This post is the 5 part of 10 in the series. Performance tuning
Reading Time: 13 minutes

Hello people,
All right with you ??

In this post, which will be the blog's 200 number, I would like to talk about two subjects that I particularly like about SQL Server, which is the creation of .NET (CLR) routines within the SQL Server database and performance tuning.

Coincidental or not, my post number 100 was the Introduction to SQL Common Language Runtime (CLR) in SQL Server, which was my first blog post about the CLR.

My intention in this post, is to demonstrate the performance gain that can be obtained by using Scalar functions of the CLR instead of the Scalar function written in T-SQL (UDF - User Defined Function). In the tests carried out, the vast majority of the T-SQL functions that were migrated to CLR functions have a great performance gain simply due to the optimizations of the Microsoft .NET Framework compared to the SQL Server engine.
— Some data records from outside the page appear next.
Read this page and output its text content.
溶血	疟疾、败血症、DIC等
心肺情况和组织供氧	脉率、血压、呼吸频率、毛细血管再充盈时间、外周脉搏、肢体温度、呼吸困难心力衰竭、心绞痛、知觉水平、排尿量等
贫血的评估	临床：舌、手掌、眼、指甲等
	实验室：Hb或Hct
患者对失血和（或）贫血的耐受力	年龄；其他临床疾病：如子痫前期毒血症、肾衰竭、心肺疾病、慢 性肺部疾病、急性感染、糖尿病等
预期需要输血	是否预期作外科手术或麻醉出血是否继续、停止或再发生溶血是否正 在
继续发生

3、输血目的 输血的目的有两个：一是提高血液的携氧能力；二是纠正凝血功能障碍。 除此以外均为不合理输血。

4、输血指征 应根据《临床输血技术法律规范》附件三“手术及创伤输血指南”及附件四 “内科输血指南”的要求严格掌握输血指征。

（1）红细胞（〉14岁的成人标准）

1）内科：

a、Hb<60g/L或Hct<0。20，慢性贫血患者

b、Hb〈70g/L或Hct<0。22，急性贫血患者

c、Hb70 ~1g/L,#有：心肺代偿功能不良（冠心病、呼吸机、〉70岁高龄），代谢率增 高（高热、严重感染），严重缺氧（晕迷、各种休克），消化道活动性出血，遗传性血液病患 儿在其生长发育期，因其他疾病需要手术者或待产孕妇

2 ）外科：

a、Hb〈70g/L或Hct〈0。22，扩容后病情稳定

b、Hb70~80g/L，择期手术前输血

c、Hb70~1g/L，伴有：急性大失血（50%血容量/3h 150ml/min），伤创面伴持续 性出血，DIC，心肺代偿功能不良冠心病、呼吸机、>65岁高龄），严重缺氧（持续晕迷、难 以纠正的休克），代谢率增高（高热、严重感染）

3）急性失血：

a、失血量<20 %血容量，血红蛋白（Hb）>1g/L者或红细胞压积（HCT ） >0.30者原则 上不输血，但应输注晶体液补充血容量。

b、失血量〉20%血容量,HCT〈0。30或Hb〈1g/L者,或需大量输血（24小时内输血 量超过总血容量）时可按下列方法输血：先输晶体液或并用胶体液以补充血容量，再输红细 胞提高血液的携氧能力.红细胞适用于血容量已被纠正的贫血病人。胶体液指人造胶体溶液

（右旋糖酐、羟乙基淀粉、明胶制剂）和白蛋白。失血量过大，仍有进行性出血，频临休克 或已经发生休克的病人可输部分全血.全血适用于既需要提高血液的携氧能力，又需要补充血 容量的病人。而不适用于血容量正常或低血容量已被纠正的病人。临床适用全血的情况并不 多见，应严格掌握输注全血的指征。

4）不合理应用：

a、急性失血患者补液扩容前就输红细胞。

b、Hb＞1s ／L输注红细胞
In many situations, we see that indexes are created correctly, statistics updated, and without having to rewrite the query, you can achieve a great performance gain by simply changing the programming language of scalar functions.

Will CLR function always be better?

Some may have some questions about the performance of scalar functions of the CLR, which I will clarify:

- Will the scalar functions of the CLR always perform better than functions?
Certainly not! I've done a lot of tests comparing different functions, for different purposes and from my experience, the scalar functions written in C # on CLR do have a better performance, but I've seen some cases where even optimizing the code to the maximum, the function T-SQL performs better.
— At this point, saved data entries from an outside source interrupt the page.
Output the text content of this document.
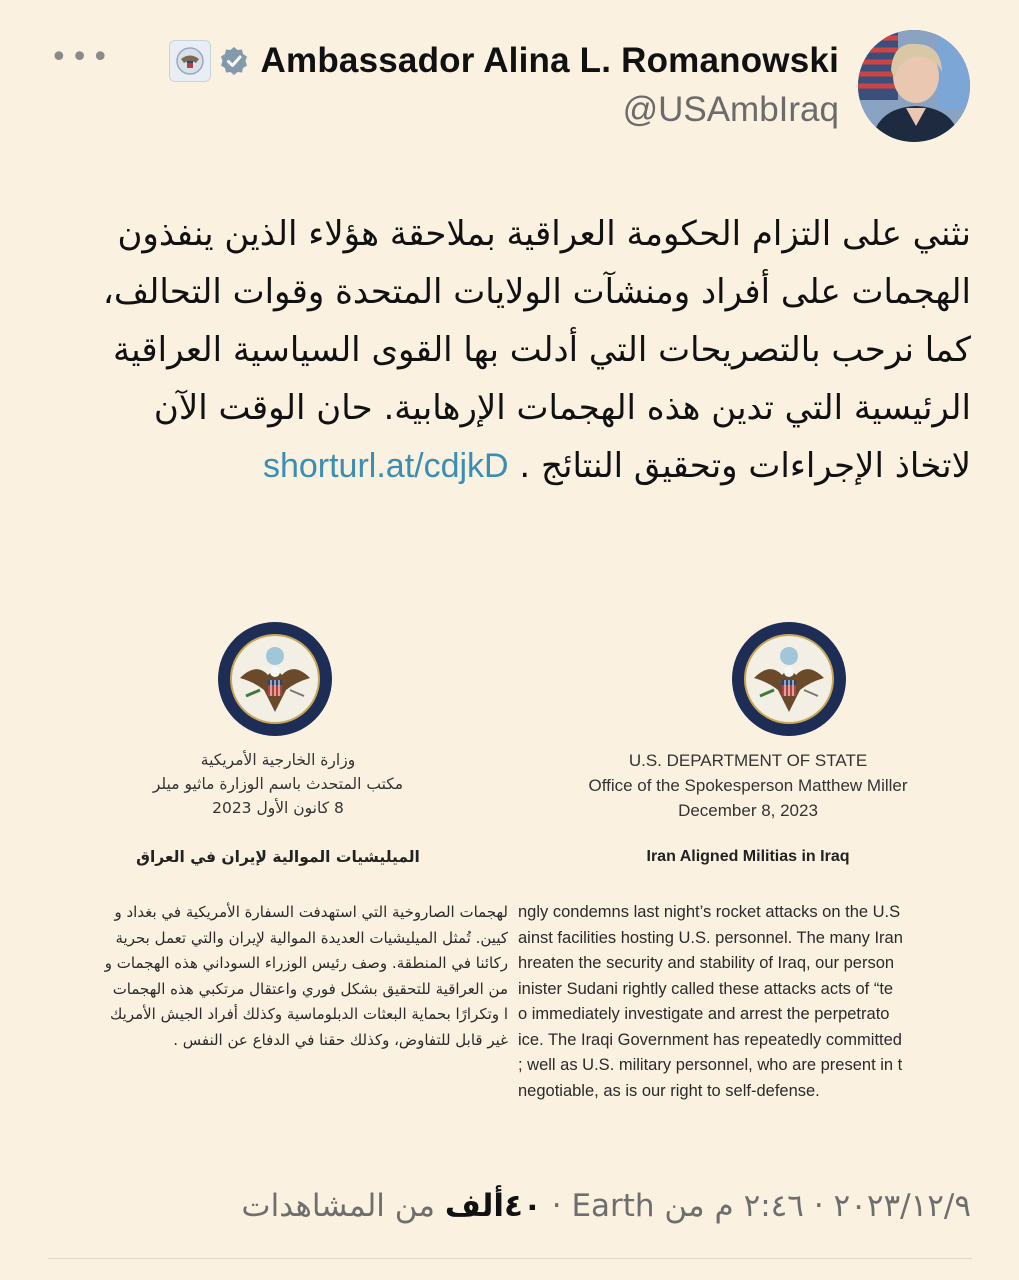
•••	Ambassador Alina L. Romanowski
@USAmbIraq
نثني على التزام الحكومة العراقية بملاحقة هؤلاء الذين ينفذون الهجمات على أفراد ومنشآت الولايات المتحدة وقوات التحالف، كما نرحب بالتصريحات التي أدلت بها القوى السياسية العراقية الرئيسية التي تدين هذه الهجمات الإرهابية. حان الوقت الآن لاتخاذ الإجراءات وتحقيق النتائج . shorturl.at/cdjkD
وزارة الخارجية الأمريكية
مكتب المتحدث باسم الوزارة ماثيو ميلر
8 كانون الأول 2023
الميليشيات الموالية لإيران في العراق
لهجمات الصاروخية التي استهدفت السفارة الأمريكية في بغداد و
كيين. تُمثل الميليشيات العديدة الموالية لإيران والتي تعمل بحرية
ركائنا في المنطقة. وصف رئيس الوزراء السوداني هذه الهجمات و
من العراقية للتحقيق بشكل فوري واعتقال مرتكبي هذه الهجمات
ا وتكرارًا بحماية البعثات الدبلوماسية وكذلك أفراد الجيش الأمريك
غير قابل للتفاوض، وكذلك حقنا في الدفاع عن النفس .
U.S. DEPARTMENT OF STATE
Office of the Spokesperson Matthew Miller
December 8, 2023
Iran Aligned Militias in Iraq
ngly condemns last night’s rocket attacks on the U.S
ainst facilities hosting U.S. personnel. The many Iran
hreaten the security and stability of Iraq, our person
inister Sudani rightly called these attacks acts of “te
o immediately investigate and arrest the perpetrato
ice. The Iraqi Government has repeatedly committed
; well as U.S. military personnel, who are present in t
negotiable, as is our right to self-defense.
٢٠٢٣/١٢/٩ · ٢:٤٦ م من Earth · ٤٠ألف من المشاهدات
- What if we compare the performance of native functions with the CLR functions?
Functions, in general, always degrade performance if a database query. However, as much as the CLR scalar functions are quite performative, the native SQL Server functions (eg CONVERT, CAST, DATEADD, etc.) generally perform better when compared.

Comparing performance in practice

After making this introduction on the subject, it's time to really demonstrate what was said here. And nothing better than performing performance tests in practice to convince you that the CLR can in many cases provide a great performance gain in your SQL Server queries.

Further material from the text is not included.